Parasızlık yüzünden taşınmaya karar verdiğimde de bulduğum evin onun evi olması hepten dağılmama sebep olmuştu. Başka bir yer aramak için yeteri kadar vaktim yoktu. O da kabul edince birlikte yaşamaya başladık. En kötüsü de bu oldu.
O insanları umursamayan biriydi ama bana sürekli sarılıyordu. Kalbim artık gerçekten ona aitti. İstemsizce kapılıp aşık olmuştum. İmkansız olduğu için unutmam gerektiğini bile bile bana dokunmasına ve sarılmasına izin veriyordum.
Bir kaç gün boyunca kendimi kötü hissettim. Bunun tamamen üzüntüden olduğunu düşünüyordum. Bana dokunduğu bir gecenin sabahında bu durum biraz daha artmıştı. Üzüntüden olduğuna emin olsam da mide bulantılarımın normal olmadığını düşündüğümden bir doktora gittim.

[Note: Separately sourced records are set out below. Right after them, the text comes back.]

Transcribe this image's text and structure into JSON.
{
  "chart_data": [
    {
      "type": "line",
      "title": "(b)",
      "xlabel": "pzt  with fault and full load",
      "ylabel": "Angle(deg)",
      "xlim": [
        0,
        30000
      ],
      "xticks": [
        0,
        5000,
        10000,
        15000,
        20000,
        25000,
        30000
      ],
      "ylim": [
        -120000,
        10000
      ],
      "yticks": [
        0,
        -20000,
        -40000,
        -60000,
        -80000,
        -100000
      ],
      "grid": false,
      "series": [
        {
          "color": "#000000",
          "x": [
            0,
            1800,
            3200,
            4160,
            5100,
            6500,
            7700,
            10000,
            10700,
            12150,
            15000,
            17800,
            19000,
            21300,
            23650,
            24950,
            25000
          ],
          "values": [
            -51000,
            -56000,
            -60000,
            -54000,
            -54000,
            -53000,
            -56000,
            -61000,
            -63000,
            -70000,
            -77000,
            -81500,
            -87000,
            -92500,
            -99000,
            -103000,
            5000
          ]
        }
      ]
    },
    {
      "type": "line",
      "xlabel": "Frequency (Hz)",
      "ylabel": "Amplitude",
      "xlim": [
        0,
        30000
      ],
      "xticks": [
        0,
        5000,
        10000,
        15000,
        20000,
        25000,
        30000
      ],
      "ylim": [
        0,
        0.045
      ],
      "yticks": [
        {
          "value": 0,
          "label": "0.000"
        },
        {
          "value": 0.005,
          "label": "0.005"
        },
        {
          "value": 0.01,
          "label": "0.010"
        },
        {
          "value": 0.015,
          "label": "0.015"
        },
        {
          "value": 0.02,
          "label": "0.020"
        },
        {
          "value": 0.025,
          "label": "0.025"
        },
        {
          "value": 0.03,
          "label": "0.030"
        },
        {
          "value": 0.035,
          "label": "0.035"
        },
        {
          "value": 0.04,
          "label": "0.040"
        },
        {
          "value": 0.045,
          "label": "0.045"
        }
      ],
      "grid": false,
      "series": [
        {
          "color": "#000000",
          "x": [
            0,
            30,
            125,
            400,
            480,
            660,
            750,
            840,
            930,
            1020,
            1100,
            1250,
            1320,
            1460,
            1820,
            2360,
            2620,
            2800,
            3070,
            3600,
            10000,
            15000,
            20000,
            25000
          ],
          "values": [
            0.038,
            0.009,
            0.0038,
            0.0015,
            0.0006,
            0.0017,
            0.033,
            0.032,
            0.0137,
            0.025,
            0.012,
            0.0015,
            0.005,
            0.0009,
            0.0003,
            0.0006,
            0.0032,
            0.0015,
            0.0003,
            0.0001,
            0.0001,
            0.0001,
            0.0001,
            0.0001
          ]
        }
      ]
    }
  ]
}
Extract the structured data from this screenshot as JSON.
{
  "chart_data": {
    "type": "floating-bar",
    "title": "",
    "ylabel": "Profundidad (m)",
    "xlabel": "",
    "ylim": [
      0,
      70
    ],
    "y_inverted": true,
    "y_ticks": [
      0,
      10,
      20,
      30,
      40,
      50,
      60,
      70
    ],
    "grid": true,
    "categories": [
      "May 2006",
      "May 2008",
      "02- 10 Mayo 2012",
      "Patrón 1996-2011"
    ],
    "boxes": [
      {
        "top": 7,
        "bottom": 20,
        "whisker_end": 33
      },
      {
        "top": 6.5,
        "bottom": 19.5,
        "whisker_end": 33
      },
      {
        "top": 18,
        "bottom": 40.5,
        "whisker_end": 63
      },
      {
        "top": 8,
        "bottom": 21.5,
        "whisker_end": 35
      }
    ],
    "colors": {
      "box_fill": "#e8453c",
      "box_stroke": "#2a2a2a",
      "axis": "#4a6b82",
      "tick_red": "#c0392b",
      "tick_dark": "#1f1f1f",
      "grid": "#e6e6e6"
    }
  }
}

Evet işte tam da bu noktada tüm dünyam başıma yıkıldı. Doktorun karşısına dikilip 'NE DEMEK HAMİLESİNİZ!' diye bağırmak istiyordum.
Yavaş yavaş kalbimi ele geçiren, aşık olduğum adamdan hamileydim! Lanet olasıca bir hata yüzünden! Ona dokunmayı sevsem de bu tamamen benim salaklığımdı.
İşe gittiğimde yorgun bedenim tuhaf bir şok yaşamıştı. O gece barı erken kapatmıştık ve tüm çalışanlar yan yana dizilip gizemli patronumuzu beklemeye başlamıştık. Işıktan yüzünü çok net göremediğim iri bir beden önümüzde dikildi.
"Merhaba arkadaşlar. İçinizde sanırım yeniler var. Benim adım Kris."
Duyduğum isim tanıdık geldiğinde başımı kaldırıp yüzünü görmeye çalıştım.
"Hey sen! O sensin değil mi? Seni daha önce görmüştüm. Benim barımda mı çalışıyorsun?!"
"E-evet."
Tam önümde dikildiğinde yansıyan ışıktan yüzünü görmüştüm. Min Seok'un peşinde dolanan serseri olduğunu görünce şok olmuştum. Ne yani ben onun barında mı çalışıyorum? Onun bir barı mı var?
"Bu ne iş yapıyor Suho?"
"Sahneye çıkıyor efendim. Güzel bir sesi var ve çok yetenekli. Bu yüzden işe almıştım."
Onu dinlerken benim yüzüme bakıyordu. Bakışlarındaki nefreti görmemek için kesinlikle kör olmak gerekirdi.
"İyi yapmışsın. İlk hatasında kov gitsin."
Resmen korkmuştum. Min Seok da serseriydi ama bunun kadar korkunç değildi. Sürekli bana olan öfkeli bakışları arasında yenilerle tanışıp bizi eve gönderdi.